Leopardi e Berlusconi (e la questione nazionale)

Bene, è andata così. Io ho messo 50 euro e Berlusconi quelli che mancavano per arrivare a 100.000. Mi sembra di essere Troisi in Ricomincio da tre, quando parla al fratello ricco per il regalo del compleanno di mammà: “Io e nostra sorella mettiamo 50mila, tu metti 450mila…”

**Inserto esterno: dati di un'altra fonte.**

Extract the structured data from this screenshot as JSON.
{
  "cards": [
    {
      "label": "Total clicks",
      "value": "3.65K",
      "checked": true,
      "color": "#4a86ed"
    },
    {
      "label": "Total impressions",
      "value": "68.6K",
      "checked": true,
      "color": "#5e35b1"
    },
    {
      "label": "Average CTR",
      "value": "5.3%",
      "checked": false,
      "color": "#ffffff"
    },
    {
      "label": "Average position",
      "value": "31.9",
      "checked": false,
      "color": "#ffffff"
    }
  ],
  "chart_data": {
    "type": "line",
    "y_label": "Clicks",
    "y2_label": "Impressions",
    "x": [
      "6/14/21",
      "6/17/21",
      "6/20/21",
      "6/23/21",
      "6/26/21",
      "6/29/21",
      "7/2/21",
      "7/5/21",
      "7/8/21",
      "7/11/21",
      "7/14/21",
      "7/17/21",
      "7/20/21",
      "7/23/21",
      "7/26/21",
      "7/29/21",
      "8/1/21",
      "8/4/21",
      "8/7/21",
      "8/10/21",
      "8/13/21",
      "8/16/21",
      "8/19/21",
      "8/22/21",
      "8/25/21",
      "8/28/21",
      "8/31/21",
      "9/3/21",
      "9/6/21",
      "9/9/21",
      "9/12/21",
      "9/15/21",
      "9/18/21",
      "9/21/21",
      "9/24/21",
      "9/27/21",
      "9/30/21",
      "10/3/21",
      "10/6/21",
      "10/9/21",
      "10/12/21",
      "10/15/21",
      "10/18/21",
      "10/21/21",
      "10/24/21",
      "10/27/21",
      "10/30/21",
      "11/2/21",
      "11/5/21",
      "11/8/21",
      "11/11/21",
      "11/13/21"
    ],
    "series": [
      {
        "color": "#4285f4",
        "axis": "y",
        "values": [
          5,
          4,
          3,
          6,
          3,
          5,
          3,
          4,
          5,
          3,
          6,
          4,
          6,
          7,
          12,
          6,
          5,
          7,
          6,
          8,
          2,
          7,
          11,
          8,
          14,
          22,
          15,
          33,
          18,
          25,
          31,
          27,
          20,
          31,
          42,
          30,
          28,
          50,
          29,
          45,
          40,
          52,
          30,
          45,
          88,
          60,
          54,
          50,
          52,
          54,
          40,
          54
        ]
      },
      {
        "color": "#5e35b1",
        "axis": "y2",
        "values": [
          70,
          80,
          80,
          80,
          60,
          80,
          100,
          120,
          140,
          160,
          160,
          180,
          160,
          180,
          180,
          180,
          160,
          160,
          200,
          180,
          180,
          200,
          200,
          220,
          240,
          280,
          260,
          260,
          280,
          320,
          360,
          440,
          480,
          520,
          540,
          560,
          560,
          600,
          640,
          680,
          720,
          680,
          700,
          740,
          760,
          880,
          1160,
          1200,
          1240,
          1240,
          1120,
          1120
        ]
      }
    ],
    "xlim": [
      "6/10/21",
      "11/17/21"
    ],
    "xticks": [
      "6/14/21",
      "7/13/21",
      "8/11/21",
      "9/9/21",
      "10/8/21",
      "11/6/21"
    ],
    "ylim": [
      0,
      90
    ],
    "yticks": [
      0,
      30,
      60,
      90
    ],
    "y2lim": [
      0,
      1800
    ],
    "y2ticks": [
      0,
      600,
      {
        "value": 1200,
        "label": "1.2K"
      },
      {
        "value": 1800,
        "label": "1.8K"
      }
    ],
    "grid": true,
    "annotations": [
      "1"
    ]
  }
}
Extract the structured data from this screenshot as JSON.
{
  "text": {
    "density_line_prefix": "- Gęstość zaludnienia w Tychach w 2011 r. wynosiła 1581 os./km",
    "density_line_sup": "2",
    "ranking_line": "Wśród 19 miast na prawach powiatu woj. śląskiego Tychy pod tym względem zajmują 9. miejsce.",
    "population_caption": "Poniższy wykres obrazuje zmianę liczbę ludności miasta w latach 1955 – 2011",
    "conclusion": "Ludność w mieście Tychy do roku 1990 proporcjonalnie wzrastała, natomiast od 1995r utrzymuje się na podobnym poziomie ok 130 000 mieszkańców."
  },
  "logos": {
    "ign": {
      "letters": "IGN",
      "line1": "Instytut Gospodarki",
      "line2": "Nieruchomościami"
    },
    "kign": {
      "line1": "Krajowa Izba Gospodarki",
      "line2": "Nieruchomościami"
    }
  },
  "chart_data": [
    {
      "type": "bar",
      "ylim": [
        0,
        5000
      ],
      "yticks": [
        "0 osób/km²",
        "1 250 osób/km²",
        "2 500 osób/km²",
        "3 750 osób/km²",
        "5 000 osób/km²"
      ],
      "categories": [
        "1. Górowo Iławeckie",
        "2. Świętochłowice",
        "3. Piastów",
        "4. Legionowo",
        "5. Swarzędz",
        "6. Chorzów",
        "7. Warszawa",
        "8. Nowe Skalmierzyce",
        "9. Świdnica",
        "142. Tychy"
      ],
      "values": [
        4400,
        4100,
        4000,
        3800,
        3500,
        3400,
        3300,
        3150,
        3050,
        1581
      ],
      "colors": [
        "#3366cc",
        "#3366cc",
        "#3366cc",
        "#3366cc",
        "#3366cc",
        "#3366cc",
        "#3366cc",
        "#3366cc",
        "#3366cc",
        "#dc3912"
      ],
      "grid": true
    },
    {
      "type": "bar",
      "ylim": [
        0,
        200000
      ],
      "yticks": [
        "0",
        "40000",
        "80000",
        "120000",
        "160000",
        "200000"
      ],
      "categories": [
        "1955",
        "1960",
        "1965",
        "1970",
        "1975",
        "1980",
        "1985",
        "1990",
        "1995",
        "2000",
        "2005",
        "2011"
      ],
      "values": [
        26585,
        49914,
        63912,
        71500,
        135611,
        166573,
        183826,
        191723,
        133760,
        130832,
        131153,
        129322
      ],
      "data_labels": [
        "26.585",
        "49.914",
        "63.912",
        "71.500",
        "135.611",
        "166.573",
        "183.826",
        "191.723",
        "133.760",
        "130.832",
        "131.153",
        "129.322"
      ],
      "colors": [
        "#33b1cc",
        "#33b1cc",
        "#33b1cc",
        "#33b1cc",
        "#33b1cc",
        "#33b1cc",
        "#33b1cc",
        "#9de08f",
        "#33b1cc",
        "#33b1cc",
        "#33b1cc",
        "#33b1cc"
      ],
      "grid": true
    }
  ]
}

Sono contento, veramente. Antonio Moresco, che aveva creduto all’importanza di impegnarsi per questa battaglia, si chiede (tra il sorpreso e l’amareggiato) come mai abbia trovato risposta solo nella destra (prima Libero, che ha scritto della cosa, e poi Berlusconi che ha risolto la faccenda), e anzi ci racconta che un “famoso giornale di sinistra” (ma perché questa omertà? Ce n’è bisogno? O era Repubblica oppure, meno probabile, il manifesto, ce lo fa sapere, per cortesia?) a cui si era rivolto gli aveva fatto capire che la cosa non gli interessava proprio.
Quando avevo postato la prima volta su questa storia mi ero reso conto che non sapevo come scriverne. Parlando bene di Leopardi tradotto in inglese mi rendevo conto che avevo paura di cadere nel “retorico”, nel “nazionalismo” d’accatto.
E infatti mi sono censurato riscrivendo un paio di frasi in tono meno enfatico, dove non si capiva “quanto” mi attraesse anche emotivamente quest’idea di far leggere agli anglofoni la ricchezza di un uomo che ha scritto nella stessa lingua in cui scrivo io.
Diciamolo, e proviamo ad aprire veramente la “questione nazionale”. Proprio Leopardi (che l’aveva colta con lungimiranza) può essere il giusto spunto per dirlo: l’indifferenza “della sinistra” per questo caso specifico credo dipenda dall’incapacità storica della “sinistra italiana” di fare i conti con forme di appartenenza collettiva trasversali rispetto alla rigida appartenenza di classe. Lo dico a fiuto, ma lo dico anche con la “competenza” di uno che studia le appartenenze collettive, in particolare quelle nazionali ed etniche, da dodici anni. Mentre quella stessa questione è vissuta dalla “destra storica” come un proprio patrimonio.
Insomma, vale ancora il vecchio riflesso condizionato (determinato dagli sfaceli causati dalla retorica fascista in questo campo) per cui ogni cosa che vagamente puzzi di orgoglio nazionale, di amor di patria o di rispetto per la ricchezza culturale di una comunità nazionale viene sdegnosamente schifato da una parte e sensualmente corteggiato dall’altra.
Io la butto lì, ma sarà il caso che ci inventiamo un “patriottismo di sinistra”? Per uno che ormai dalla sinistra è sempre più lontano, forse sarebbe un modo per ricucire fili di discorso ormai sempre più tenui.